Written by Pooja Narayanan
Under the current proposal, the seven existing tax brackets will be consolidated into four, with taxpayers contributing 12, 25, 35, or 39.6 percent of their incomes. This, however, ultimately lowers collected tax revenues, as a wider range of incomes are included in each bracket.
Backed by President Donald Trump, the GOP is attempting to overhaul the tax system in the United States, and it is very close to achieving this feat. Both House and Senate Republicans passed the Tax Cuts and Jobs Bill, and now it is set to move to a joint committee so differences can be reconciled. From there, the bill moves to the desk of President Trump for signing. By restructuring tax brackets and cutting taxes, the House’s plan aims to stimulate economic growth. Whether it can truly achieve that growth, however, is uncertain.
Under the current proposal, the seven existing tax brackets will be consolidated into four, with taxpayers contributing 12, 25, 35, or 39.6 percent of their incomes. This, however, ultimately lowers collected tax revenues, as a wider range of incomes are included in each bracket. The plan also eliminates certain tax credits and limits mortgage deductions.
Corporations would still have to pay the highest combined rate of 39.6 percent. However, rates for “pass-through” businesses, such as sole proprietorships, partnerships, and S corporations would be reduced to 20 percent. While most pass-through business are small, many are, in fact, large corporations.
Cutting taxes, in theory, should stimulate job growth. The GOP believes these cuts will have a “trickle-down effect,” incentivizing corporations to hire more workers and increase investment spending. The plan also proposes preferential rates for investment income, which mainly benefits households that make $200,000 to $1 million per year.

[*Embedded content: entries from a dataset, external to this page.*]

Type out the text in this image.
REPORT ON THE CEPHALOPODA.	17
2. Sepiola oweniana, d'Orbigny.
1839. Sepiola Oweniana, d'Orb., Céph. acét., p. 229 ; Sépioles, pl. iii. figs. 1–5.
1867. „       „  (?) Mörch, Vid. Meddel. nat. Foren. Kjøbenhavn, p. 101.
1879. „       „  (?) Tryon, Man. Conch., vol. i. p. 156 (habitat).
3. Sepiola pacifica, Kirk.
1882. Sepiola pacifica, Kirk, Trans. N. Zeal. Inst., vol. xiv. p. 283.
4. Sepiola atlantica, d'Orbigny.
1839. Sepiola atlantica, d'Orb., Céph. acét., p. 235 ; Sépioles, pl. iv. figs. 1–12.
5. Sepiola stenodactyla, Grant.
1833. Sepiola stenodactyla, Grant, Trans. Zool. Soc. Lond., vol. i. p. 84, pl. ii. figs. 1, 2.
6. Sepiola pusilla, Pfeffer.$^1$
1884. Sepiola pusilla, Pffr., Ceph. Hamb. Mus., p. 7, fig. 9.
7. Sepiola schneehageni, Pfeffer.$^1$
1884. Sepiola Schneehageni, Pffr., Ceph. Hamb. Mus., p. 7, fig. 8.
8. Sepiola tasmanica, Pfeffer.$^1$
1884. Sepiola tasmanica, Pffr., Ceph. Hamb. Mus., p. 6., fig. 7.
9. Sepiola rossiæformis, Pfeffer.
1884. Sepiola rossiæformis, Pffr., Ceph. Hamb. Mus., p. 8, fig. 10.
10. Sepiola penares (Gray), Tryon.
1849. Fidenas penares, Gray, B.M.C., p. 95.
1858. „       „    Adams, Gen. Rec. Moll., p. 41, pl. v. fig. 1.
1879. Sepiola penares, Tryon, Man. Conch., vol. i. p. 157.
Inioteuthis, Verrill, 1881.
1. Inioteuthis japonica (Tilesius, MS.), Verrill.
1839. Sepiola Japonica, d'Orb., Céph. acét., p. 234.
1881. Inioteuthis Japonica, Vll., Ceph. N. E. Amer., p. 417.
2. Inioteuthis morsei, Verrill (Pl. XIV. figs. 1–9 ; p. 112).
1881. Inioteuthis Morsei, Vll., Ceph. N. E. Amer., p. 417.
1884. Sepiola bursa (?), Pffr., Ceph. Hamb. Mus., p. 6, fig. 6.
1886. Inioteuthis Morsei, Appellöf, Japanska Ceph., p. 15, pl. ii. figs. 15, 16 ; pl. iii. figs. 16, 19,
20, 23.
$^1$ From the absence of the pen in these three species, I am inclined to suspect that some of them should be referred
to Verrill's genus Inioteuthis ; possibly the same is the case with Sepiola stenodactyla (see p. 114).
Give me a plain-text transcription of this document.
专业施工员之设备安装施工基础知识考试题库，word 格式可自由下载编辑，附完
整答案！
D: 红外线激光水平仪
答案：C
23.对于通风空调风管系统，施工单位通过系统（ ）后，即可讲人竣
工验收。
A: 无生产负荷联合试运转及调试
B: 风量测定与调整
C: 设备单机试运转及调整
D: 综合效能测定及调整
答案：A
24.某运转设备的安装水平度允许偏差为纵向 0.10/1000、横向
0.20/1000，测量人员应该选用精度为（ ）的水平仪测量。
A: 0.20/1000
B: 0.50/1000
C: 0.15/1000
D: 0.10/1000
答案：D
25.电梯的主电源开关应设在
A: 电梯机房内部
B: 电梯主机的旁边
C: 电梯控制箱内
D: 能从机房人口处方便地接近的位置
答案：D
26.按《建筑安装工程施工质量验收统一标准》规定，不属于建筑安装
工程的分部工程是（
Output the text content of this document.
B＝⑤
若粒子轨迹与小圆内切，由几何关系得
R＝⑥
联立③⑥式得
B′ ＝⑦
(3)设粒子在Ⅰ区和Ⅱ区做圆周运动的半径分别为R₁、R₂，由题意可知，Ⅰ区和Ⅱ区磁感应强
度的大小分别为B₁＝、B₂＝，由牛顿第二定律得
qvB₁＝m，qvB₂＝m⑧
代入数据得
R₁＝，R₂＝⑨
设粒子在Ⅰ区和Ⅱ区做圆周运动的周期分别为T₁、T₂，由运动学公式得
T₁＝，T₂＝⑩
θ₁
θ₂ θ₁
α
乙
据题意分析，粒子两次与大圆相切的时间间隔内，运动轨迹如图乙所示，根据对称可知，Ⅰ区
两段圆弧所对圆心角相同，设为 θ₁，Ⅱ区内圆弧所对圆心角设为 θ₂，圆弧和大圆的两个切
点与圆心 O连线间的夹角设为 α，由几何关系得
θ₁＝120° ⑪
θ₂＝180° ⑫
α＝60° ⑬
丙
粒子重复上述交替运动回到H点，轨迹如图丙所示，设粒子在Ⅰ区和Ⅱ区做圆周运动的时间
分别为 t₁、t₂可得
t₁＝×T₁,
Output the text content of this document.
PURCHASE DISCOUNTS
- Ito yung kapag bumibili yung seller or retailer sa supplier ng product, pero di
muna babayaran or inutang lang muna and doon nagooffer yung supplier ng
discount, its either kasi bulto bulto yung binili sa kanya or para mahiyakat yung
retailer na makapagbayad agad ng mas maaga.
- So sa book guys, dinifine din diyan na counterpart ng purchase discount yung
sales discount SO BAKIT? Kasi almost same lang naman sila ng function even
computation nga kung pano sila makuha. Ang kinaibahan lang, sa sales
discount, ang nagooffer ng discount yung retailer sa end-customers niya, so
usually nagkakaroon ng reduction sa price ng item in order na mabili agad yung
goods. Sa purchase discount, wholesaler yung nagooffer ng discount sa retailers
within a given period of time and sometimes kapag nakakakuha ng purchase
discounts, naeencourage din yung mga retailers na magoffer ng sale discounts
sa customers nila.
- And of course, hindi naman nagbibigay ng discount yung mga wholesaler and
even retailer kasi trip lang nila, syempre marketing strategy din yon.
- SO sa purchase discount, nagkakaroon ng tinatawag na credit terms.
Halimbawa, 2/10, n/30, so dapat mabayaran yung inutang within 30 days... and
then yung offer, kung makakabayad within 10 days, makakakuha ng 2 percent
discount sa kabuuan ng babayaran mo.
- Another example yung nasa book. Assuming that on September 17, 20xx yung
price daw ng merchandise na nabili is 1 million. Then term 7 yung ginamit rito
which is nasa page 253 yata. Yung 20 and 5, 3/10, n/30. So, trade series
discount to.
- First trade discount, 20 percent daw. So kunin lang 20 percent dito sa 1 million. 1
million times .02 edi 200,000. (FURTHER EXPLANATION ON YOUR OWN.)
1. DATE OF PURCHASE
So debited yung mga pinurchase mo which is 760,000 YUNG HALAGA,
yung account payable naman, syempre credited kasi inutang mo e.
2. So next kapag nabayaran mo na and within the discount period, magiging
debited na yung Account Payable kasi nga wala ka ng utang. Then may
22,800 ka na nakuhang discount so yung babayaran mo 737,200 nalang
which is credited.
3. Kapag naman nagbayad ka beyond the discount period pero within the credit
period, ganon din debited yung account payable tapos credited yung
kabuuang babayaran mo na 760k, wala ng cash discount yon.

However, with the Fed signaling to raise rates this December, it remains to be seen how much impact this tax plan would really have. Raising rates makes the cost of borrowing higher, therefore incentivizing saving. Thus, raised rates slow down spending and consequently, the economy. However, tax cuts are thought to boost the economy by stimulating spending—in stark contrast with the Fed’s intended monetary policy. Thus, the effect of the tax plan is ambiguous at best.
Another concern is government debt. The government intends to cut taxes but has no clear plan to cut spending, leading to a greater budget deficit in the short-term, adding to the almost $21 trillion of U.S. debt. In their new plan, House Republicans have tried to limit the growth in debt by including a provision that caps the debt increase at $1.5 trillion.
Overall, whether the tax plan is a viable solution for stimulating the economy is questionable at best. While it seems to benefit businesses, the impact it would have on the federal budget balance is quite significant. Focus now moves to the committee responsible for reconciling the bills. If the bill makes it through, corporations will receive a holiday gift in the form of tax cuts.